For a long time after libinput was added to the book, I treated it
as a build dependency if I built kde (it's recommended for Plasma,
my script suggests that at one time it was required).

But it seemed to be stable and "the way forward" so for my most
recent builds I've been using it as the keyboard driver, instead of
evdev (and presumably, installing it makes it the mouse driver).

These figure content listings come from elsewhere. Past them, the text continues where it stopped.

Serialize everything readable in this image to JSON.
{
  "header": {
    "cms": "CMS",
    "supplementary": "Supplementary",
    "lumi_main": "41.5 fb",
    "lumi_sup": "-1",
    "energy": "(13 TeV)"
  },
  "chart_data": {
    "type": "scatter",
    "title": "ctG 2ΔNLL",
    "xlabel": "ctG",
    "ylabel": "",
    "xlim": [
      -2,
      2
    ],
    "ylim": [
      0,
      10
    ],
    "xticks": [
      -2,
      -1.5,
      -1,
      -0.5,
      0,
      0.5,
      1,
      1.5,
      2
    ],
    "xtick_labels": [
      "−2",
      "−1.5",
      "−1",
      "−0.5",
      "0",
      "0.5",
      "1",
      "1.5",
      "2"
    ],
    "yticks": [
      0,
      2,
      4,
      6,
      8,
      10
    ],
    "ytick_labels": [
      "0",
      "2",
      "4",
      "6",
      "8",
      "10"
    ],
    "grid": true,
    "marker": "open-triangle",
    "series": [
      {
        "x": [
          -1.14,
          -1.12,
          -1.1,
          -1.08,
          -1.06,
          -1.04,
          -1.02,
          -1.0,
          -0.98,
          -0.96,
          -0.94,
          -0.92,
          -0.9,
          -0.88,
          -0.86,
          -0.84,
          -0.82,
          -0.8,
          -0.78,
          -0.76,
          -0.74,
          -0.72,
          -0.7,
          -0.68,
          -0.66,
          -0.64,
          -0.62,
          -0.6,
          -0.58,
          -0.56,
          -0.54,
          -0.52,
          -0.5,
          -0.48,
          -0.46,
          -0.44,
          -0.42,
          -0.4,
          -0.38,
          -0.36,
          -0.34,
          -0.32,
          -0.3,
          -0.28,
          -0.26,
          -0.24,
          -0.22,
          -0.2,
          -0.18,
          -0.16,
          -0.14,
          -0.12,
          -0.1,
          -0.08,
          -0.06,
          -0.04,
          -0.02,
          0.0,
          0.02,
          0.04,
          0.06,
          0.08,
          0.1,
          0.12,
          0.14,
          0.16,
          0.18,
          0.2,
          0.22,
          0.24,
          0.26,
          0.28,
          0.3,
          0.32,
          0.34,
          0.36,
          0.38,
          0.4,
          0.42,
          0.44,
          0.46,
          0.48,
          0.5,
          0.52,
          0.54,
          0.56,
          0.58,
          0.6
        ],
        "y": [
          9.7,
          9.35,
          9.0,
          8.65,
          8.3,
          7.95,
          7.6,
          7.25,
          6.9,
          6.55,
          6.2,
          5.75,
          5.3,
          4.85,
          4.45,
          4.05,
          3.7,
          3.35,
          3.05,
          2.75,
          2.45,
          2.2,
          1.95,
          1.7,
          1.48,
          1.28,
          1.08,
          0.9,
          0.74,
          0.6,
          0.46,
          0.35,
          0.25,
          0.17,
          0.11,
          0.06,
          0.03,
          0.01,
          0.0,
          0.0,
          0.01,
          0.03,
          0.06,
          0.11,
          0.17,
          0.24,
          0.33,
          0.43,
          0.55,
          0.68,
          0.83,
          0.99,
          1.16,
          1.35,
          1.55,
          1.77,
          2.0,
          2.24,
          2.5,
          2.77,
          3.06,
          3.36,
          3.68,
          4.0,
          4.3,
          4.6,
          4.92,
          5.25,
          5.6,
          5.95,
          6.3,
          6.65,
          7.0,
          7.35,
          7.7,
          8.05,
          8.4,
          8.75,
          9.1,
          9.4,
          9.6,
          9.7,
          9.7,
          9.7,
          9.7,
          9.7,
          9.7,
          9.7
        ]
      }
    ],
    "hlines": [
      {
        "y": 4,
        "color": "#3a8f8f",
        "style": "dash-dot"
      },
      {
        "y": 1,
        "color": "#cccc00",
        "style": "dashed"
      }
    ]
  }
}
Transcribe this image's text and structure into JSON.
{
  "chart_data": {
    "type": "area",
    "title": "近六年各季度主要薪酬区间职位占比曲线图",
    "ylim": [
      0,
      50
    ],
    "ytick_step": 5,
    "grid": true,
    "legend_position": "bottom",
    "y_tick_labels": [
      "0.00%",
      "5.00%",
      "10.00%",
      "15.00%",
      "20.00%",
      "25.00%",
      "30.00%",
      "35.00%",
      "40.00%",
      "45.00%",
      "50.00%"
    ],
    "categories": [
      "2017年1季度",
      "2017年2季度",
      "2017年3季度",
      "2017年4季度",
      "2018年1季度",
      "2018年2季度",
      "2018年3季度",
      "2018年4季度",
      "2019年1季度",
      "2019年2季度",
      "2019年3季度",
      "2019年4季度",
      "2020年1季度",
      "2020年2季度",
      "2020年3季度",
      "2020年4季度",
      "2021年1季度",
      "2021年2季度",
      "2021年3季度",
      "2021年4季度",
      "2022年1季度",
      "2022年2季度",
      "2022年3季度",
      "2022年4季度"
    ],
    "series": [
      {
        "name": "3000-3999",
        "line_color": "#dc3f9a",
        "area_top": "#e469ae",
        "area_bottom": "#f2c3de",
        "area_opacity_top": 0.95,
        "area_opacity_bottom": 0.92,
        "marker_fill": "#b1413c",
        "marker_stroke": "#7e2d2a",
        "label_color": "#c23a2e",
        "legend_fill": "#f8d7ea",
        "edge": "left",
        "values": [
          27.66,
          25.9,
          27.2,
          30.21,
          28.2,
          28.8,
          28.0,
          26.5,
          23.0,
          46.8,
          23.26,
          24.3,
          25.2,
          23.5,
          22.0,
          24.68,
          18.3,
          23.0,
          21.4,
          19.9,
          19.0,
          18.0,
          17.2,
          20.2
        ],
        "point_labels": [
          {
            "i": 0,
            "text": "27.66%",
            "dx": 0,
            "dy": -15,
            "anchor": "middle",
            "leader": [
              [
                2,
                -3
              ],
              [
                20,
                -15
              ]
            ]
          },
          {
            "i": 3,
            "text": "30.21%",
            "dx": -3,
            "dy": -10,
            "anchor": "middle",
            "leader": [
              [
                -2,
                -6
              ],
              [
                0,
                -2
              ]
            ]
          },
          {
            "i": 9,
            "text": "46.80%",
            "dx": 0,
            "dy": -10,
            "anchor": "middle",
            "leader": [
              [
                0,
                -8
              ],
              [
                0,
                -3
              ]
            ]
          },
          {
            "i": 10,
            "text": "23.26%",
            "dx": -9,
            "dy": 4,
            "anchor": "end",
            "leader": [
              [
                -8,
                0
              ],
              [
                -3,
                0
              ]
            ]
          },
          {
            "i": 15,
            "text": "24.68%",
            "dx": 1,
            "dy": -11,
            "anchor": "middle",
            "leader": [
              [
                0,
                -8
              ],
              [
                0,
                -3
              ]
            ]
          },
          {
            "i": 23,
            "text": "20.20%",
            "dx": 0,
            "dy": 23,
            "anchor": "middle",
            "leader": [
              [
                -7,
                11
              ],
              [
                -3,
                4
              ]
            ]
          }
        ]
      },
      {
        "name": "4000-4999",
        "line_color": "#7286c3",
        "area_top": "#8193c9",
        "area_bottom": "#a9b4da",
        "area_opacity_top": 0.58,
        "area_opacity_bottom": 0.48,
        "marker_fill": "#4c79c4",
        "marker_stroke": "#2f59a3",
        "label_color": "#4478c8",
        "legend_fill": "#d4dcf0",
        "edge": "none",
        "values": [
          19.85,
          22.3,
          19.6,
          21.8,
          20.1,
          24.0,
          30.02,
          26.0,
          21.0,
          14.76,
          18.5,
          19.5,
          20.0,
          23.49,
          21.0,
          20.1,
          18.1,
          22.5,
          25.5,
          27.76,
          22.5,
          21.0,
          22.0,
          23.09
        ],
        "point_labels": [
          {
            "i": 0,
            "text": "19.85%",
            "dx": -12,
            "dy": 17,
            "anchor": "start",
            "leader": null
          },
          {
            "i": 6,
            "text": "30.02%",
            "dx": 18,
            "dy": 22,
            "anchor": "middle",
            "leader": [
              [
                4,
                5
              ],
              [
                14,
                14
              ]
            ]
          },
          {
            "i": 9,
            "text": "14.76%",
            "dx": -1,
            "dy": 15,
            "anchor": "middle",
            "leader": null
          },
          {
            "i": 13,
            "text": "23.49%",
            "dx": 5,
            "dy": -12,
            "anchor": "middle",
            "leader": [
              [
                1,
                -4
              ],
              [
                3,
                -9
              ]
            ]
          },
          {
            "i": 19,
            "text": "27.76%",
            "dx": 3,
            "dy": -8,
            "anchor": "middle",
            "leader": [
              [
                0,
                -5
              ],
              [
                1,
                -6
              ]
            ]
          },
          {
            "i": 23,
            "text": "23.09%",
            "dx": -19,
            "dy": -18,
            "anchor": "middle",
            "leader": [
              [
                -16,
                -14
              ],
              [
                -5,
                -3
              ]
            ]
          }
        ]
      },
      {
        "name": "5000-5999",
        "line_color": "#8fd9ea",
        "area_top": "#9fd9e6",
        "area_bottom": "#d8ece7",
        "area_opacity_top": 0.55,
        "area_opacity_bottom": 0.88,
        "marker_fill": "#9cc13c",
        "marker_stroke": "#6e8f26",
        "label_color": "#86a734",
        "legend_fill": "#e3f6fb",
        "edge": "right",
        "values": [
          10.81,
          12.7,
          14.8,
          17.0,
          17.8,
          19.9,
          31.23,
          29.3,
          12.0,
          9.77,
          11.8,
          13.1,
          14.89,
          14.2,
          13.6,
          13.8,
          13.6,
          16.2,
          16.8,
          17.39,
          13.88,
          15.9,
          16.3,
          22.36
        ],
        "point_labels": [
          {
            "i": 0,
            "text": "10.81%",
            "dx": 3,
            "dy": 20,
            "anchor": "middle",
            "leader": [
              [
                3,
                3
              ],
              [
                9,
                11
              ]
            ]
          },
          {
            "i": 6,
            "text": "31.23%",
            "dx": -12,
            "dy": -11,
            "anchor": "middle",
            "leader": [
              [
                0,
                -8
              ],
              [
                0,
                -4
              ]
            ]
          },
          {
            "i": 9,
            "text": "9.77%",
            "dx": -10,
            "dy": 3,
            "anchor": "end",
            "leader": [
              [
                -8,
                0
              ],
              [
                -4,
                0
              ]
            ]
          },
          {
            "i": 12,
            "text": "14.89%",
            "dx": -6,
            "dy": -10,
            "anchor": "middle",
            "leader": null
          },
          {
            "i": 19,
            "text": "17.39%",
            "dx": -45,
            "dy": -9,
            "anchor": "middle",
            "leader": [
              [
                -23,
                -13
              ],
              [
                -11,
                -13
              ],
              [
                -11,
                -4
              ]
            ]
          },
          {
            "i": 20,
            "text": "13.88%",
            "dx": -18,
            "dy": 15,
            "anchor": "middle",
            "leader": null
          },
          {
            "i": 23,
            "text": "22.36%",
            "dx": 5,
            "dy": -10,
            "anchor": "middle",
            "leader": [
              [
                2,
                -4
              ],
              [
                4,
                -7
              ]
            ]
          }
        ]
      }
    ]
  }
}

On my Kaveri, it seemed to work - but eventually I had problems with
what is best described as a "mouse storm" - if I moved the mouse
away from the current window (and the visibility/response of the
mouse often seemed slow) I got a lot of spurious clicks and pastes on
the window I had moved to.  I guessed that might be from using an old
(twin PS/2 sockets) 'puter.

For the last few days I've been using my Haswell - keyboard and
mouse seemed ok, but a few minutes ago I tried to suspend to RAM
from the keyboard.  To do that I use xbindkeys with an entry in
~/.xbindkeysrc - keying the designated key did nothing.  Using xev
showed no action on that key - but that might not be conclusive when
using libinput.  Coming out of X, changing the Xorg keyboard file to
again use the evdev driver, and going back into X I again have
suspend working from the keyboard.

Maybe libinput works fine in Wayland, but for old-style Xorg it
seems to me to be more trouble than it is worth, so I've reverted my
buildscript change where I started to use it.

If I ever try building kde again, I'll look at seeing what happens if
I don't install libinput.

ĸen
-- 
Truth, in front of her huge walk-in wardrobe, selected black leather
boots with stiletto heels for such a barefaced truth.